Nel mondo sviluppato non esiste un istmo di poche miglia marine senza un’infrastruttura imponente. Dalla Scandinavia al Giappone, ogni barriera naturale è stata superata con ingegno e investimenti, creando nuovi corridoi commerciali e turistici. In Italia, invece, ogni progetto diventa pretesto per dire no. È accaduto col nucleare, abbandonato decenni fa, con il risultato di bollette doppie rispetto ai nostri concorrenti. È accaduto con i termovalorizzatori: rifiutati in nome di una purezza ambientale di facciata, paghiamo per spedire rifiuti all’estero dove li trasformano in energia, mentre qui accumuliamo emergenze e costi.

Questo autolesionismo, incomprensibile per qualsiasi cittadino europeo o extraeuropeo, da noi è diventato costume.

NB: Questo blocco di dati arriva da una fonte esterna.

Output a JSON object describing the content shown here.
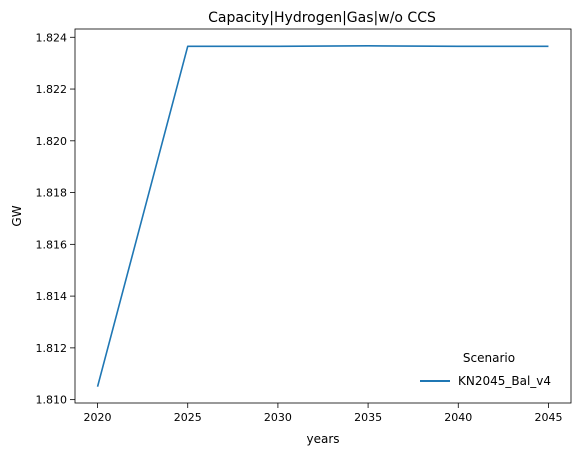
{
  "chart_data": {
    "type": "line",
    "title": "Capacity|Hydrogen|Gas|w/o CCS",
    "xlabel": "years",
    "ylabel": "GW",
    "x": [
      2020,
      2025,
      2030,
      2035,
      2040,
      2045
    ],
    "xlim": [
      2018.75,
      2046.25
    ],
    "ylim": [
      1.80987,
      1.82432
    ],
    "xticks": [
      2020,
      2025,
      2030,
      2035,
      2040,
      2045
    ],
    "yticks": [
      1.81,
      1.812,
      1.814,
      1.816,
      1.818,
      1.82,
      1.822,
      1.824
    ],
    "ytick_labels": [
      "1.810",
      "1.812",
      "1.814",
      "1.816",
      "1.818",
      "1.820",
      "1.822",
      "1.824"
    ],
    "grid": false,
    "legend": {
      "title": "Scenario",
      "placement": "lower-right"
    },
    "series": [
      {
        "name": "KN2045_Bal_v4",
        "color": "#1f77b4",
        "values": [
          1.8105,
          1.82365,
          1.82365,
          1.82367,
          1.82365,
          1.82365
        ]
      }
    ]
  }
}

Eppure il Ponte di Messina merita una discussione seria: non come bandiera di parte, ma come infrastruttura vitale per il Sud, per l’Italia e per l’Europa. Non si tratta solo di ridurre i tempi di viaggio: è un’opera che può cambiare il clima del Paese, costringerlo a guardare lontano.

Il vero impatto non è solo nei cantieri e nei collegamenti, ma nel segnale che l’Italia può smettere di arretrare. Un ponte come volano per logistica, turismo, industria; come argine all’emigrazione dei giovani; come pretesto virtuoso per ammodernare strade, porti, ferrovie. Un’opera che ridisegna la geografia economica e mentale del Paese.

Costruire il ponte significa cambiare postura: passare dall’essere un Paese che guarda i treni passare — letteralmente — a uno che costruisce le proprie rotte. Significa scegliere di essere parte dell’Europa che crea, non di quella che aspetta. Perché un’infrastruttura può unire due sponde, ma soprattutto può unire due idee di Paese: quella che si accontenta e quella che decide di crescere. E la scelta, oggi, non è tra fare bene o fare male: è tra fare o sparire dalla mappa dei protagonisti.